While mawa or khoya refers to a rich and creamy milk solid attained by evaporating the moisture from the milk. So, combining both sooji and mawa in one recipe was a no-brainer. The rich and creamy texture of mawa complements the coarse and grainy texture of sooji perfectly! Whether it be eggless red velvet cupcakes or coconut cookies, I adore baking recipes that can be made with pantry/fridge staples, and today’s recipe, Eggless Sooji Mawa cake, is all about that – basic ingredients and no special equipment needed. Just a bowl and spatula to mix the ingredients and a baking pan to bake the mawa cake. I have baked this Eggless Sooji mawa cake so many times, and every time it is a winner. The hint of cardamom flavor and the creamy texture that comes from mawa is undeniably the best and addicting! If you have never tried a Semolina cake, then you should give this one a try! Trust me; you will not be disappointed.

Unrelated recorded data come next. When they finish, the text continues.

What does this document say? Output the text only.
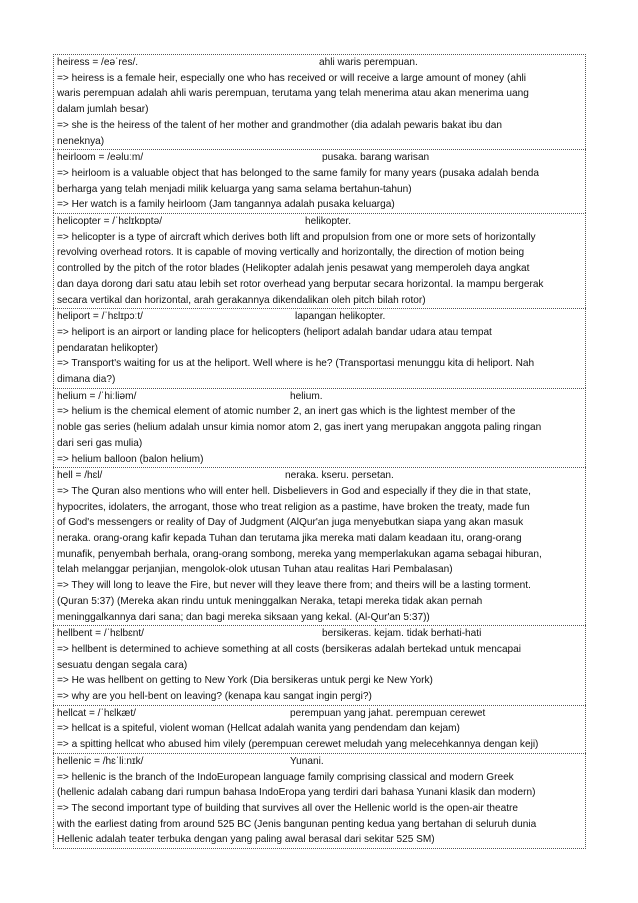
heiress = /eəˈres/.	ahli waris perempuan.
=> heiress is a female heir, especially one who has received or will receive a large amount of money (ahli
waris perempuan adalah ahli waris perempuan, terutama yang telah menerima atau akan menerima uang
dalam jumlah besar)
=> she is the heiress of the talent of her mother and grandmother (dia adalah pewaris bakat ibu dan
neneknya)
heirloom = /eəluːm/	pusaka. barang warisan
=> heirloom is a valuable object that has belonged to the same family for many years (pusaka adalah benda
berharga yang telah menjadi milik keluarga yang sama selama bertahun-tahun)
=> Her watch is a family heirloom (Jam tangannya adalah pusaka keluarga)
helicopter = /ˈhɛlɪkɒptə/	helikopter.
=> helicopter is a type of aircraft which derives both lift and propulsion from one or more sets of horizontally
revolving overhead rotors. It is capable of moving vertically and horizontally, the direction of motion being
controlled by the pitch of the rotor blades (Helikopter adalah jenis pesawat yang memperoleh daya angkat
dan daya dorong dari satu atau lebih set rotor overhead yang berputar secara horizontal. Ia mampu bergerak
secara vertikal dan horizontal, arah gerakannya dikendalikan oleh pitch bilah rotor)
heliport = /ˈhɛlɪpɔːt/	lapangan helikopter.
=> heliport is an airport or landing place for helicopters (heliport adalah bandar udara atau tempat
pendaratan helikopter)
=> Transport's waiting for us at the heliport. Well where is he? (Transportasi menunggu kita di heliport. Nah
dimana dia?)
helium = /ˈhiːliəm/	helium.
=> helium is the chemical element of atomic number 2, an inert gas which is the lightest member of the
noble gas series (helium adalah unsur kimia nomor atom 2, gas inert yang merupakan anggota paling ringan
dari seri gas mulia)
=> helium balloon (balon helium)
hell = /hɛl/	neraka. kseru. persetan.
=> The Quran also mentions who will enter hell. Disbelievers in God and especially if they die in that state,
hypocrites, idolaters, the arrogant, those who treat religion as a pastime, have broken the treaty, made fun
of God's messengers or reality of Day of Judgment (AlQur'an juga menyebutkan siapa yang akan masuk
neraka. orang-orang kafir kepada Tuhan dan terutama jika mereka mati dalam keadaan itu, orang-orang
munafik, penyembah berhala, orang-orang sombong, mereka yang memperlakukan agama sebagai hiburan,
telah melanggar perjanjian, mengolok-olok utusan Tuhan atau realitas Hari Pembalasan)
=> They will long to leave the Fire, but never will they leave there from; and theirs will be a lasting torment.
(Quran 5:37) (Mereka akan rindu untuk meninggalkan Neraka, tetapi mereka tidak akan pernah
meninggalkannya dari sana; dan bagi mereka siksaan yang kekal. (Al-Qur'an 5:37))
hellbent = /ˈhɛlbɛnt/	bersikeras. kejam. tidak berhati-hati
=> hellbent is determined to achieve something at all costs (bersikeras adalah bertekad untuk mencapai
sesuatu dengan segala cara)
=> He was hellbent on getting to New York (Dia bersikeras untuk pergi ke New York)
=> why are you hell-bent on leaving? (kenapa kau sangat ingin pergi?)
hellcat = /ˈhɛlkæt/	perempuan yang jahat. perempuan cerewet
=> hellcat is a spiteful, violent woman (Hellcat adalah wanita yang pendendam dan kejam)
=> a spitting hellcat who abused him vilely (perempuan cerewet meludah yang melecehkannya dengan keji)
hellenic = /hɛˈliːnɪk/	Yunani.
=> hellenic is the branch of the IndoEuropean language family comprising classical and modern Greek
(hellenic adalah cabang dari rumpun bahasa IndoEropa yang terdiri dari bahasa Yunani klasik dan modern)
=> The second important type of building that survives all over the Hellenic world is the open-air theatre
with the earliest dating from around 525 BC (Jenis bangunan penting kedua yang bertahan di seluruh dunia
Hellenic adalah teater terbuka dengan yang paling awal berasal dari sekitar 525 SM)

» Sooji – I have used fine-grain Semolina for this mawa cake recipe. Fine sooji can be found in the baking aisle of your grocery store. Semolina is rich in protein and gluten, making it one of the best ingredients to use for baking. » Baking powder – lends a fine, tight crumb and smooth top to this mawa cake. » Salt – to balance the overall flavor. » Butter- It helps to lighten this cake and prevent it from being dense due to the sooji. Butter also lends a rich taste and a luxurious mouthfeel to this cake. » Sugar – to sweeten our cake. » Yogurt – It adds moisture & richness to the batter. » Mawa – Also known as Khoya or Khova, is our star ingredient. I have used homemade mawa, but you can most certainly use store-bought mawa to save time. » Cardamom Essence – adds a distinct yet subtle flavor to this sooji cake. » Milk – add tenderness and lighten the semolina cake batter. » Pistachios – a handful of pistachios to sprinkle on top.
Preheat the oven to 330 degrees F.
Combine sugar and butter in a large mixing bowl.
Using a handheld beater, cream butter, and sugar together until light in color and fluffy.
Next, add mawa to the creamed sugar-butter mixture.
Whisk the mixture until smooth and creamy.
Add baking powder.
Mix it well. Make sure to scrape the sides of the bowl regularly.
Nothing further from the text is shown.